对于给定的JSON响应:
{
"id": "1575972348068_1649088229",
"results": [
{
"rows_count": 53,
"runtime_seconds": 0.004000000189989805,
"columns": [
"ROLE_ID",
"ROLE_NAME"
],
"columns_type": [
"number",
"string"
],
"limit": 2000000000,
"index": 0,
"rows": [
[
"6",
"Incentive Plan Advisor "
],
[
"7",
"Security Admin "
]
],
"command": "<an sql command>"
}
],
"status": "completed"
}
我想在此JSON中获取rows
作为Spark Dataframe。为此,我正在尝试使用以下方法explode
results
条目:
response.show()
val flattened = response.select($"results", explode($"results").as("results_flat1")).select($"results_flat1")
flattened.show()
我收到此回复:
+--------------------+--------------------+---------+
| id| results| status|
+--------------------+--------------------+---------+
|1575972687102_374...|[[[ROLE_ID, ROLE_...|completed|
+--------------------+--------------------+---------+
+--------------------+
| results_flat1|
+--------------------+
|[[ROLE_ID, ROLE_N...|
+--------------------+
[尝试执行explode
时,出现此错误:
flattened.select($"results_flat1", explode($"results_flat1").as("results_flat2"))

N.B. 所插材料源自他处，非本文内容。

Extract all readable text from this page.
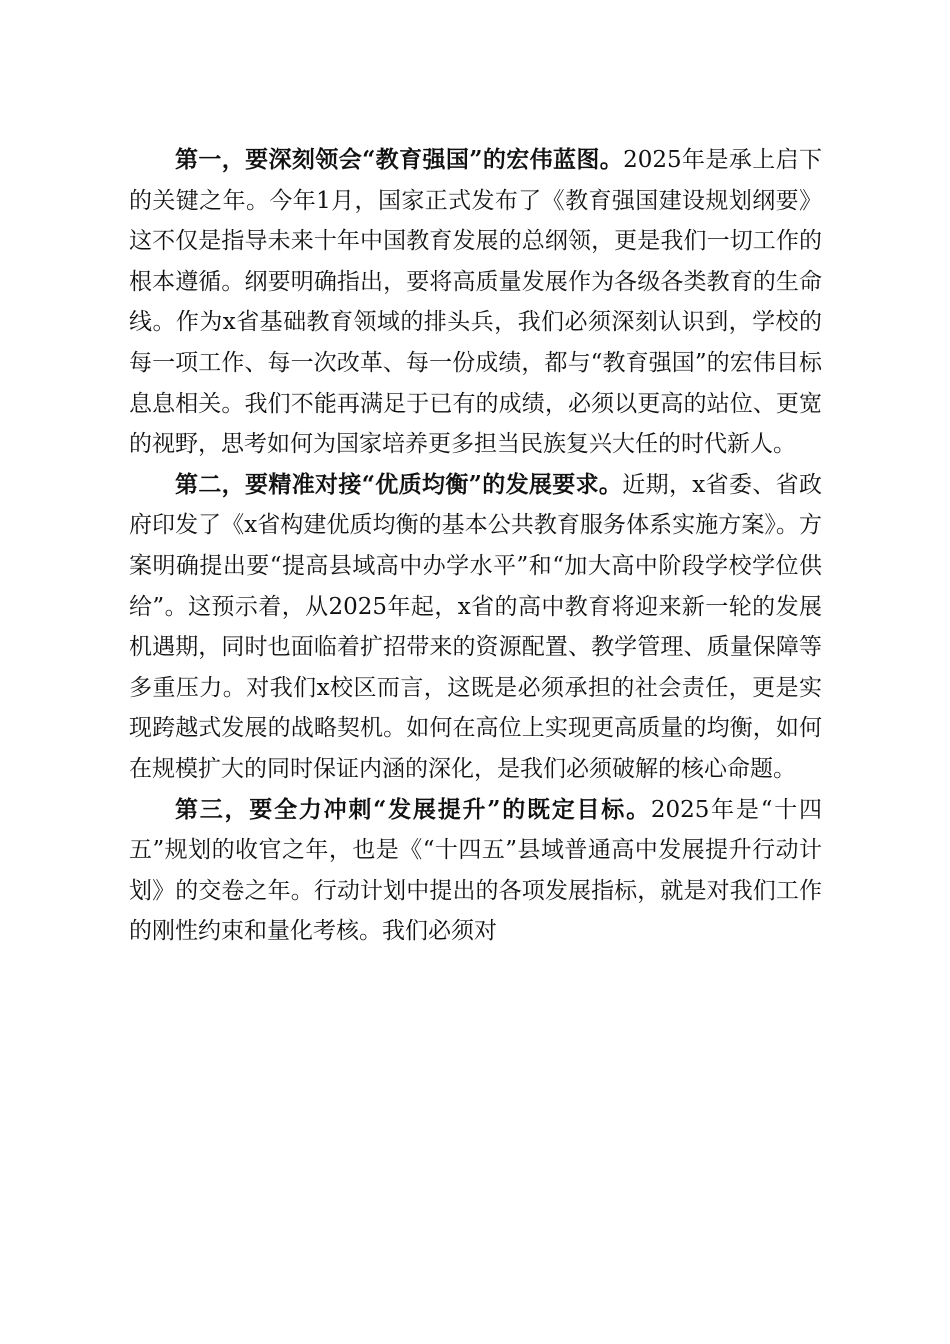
第一，要深刻领会“教育强国”的宏伟蓝图。2025年是承上启下的关键之年。今年1月，国家正式发布了《教育强国建设规划纲要》这不仅是指导未来十年中国教育发展的总纲领，更是我们一切工作的根本遵循。纲要明确指出，要将高质量发展作为各级各类教育的生命线。作为x省基础教育领域的排头兵，我们必须深刻认识到，学校的每一项工作、每一次改革、每一份成绩，都与“教育强国”的宏伟目标息息相关。我们不能再满足于已有的成绩，必须以更高的站位、更宽的视野，思考如何为国家培养更多担当民族复兴大任的时代新人。

第二，要精准对接“优质均衡”的发展要求。近期，x省委、省政府印发了《x省构建优质均衡的基本公共教育服务体系实施方案》。方案明确提出要“提高县域高中办学水平”和“加大高中阶段学校学位供给”。这预示着，从2025年起，x省的高中教育将迎来新一轮的发展机遇期，同时也面临着扩招带来的资源配置、教学管理、质量保障等多重压力。对我们x校区而言，这既是必须承担的社会责任，更是实现跨越式发展的战略契机。如何在高位上实现更高质量的均衡，如何在规模扩大的同时保证内涵的深化，是我们必须破解的核心命题。

第三，要全力冲刺“发展提升”的既定目标。2025年是“十四五”规划的收官之年，也是《“十四五”县域普通高中发展提升行动计划》的交卷之年。行动计划中提出的各项发展指标，就是对我们工作的刚性约束和量化考核。我们必须对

Exception in thread "main" org.apache.spark.sql.AnalysisException: cannot resolve 'explode(`results_flat1`)' due to data type mismatch: input to function explode should be array or map type, not struct<columns:array<string>,columns_type:array<string>,command:string,index:bigint,limit:bigint,rows:array<array<string>>,rows_count:bigint,runtime_seconds:double>;;
'Project [results_flat1#91, explode(results_flat1#91) AS results_flat2#99]
+- Project [results_flat1#91]
+- Project [results#75, results_flat1#91]
+- Generate explode(results#75), false, [results_flat1#91]
+- LogicalRDD [id#74, results#75, status#76], false
根据我的分析,可以看到要进行爆炸,我们需要一个字符串或字符串数组才能进行爆炸。为此,我尝试了:
val x = spark.read.json(Seq(flattened.first().get(0).asInstanceOf[String]).toDS())
x.show()
尝试此操作,会出现另一个错误:
Exception in thread "main" java.lang.ClassCastException: org.apache.spark.sql.catalyst.expressions.GenericRowWithSchema cannot be cast to java.lang.String
at org.apache.spark.sql.Row$class.getString(Row.scala:255)
at org.apache.spark.sql.catalyst.expressions.GenericRow.getString(rows.scala:166)
at com.ibm.cmdwcloud.operations.SelectOperations.getRoleListFromEntitlement(SelectOperations.scala:23)
at com.ibm.cmdwcloud.Main$.main(Main.scala:22)
at com.ibm.cmdwcloud.Main.main(Main.scala)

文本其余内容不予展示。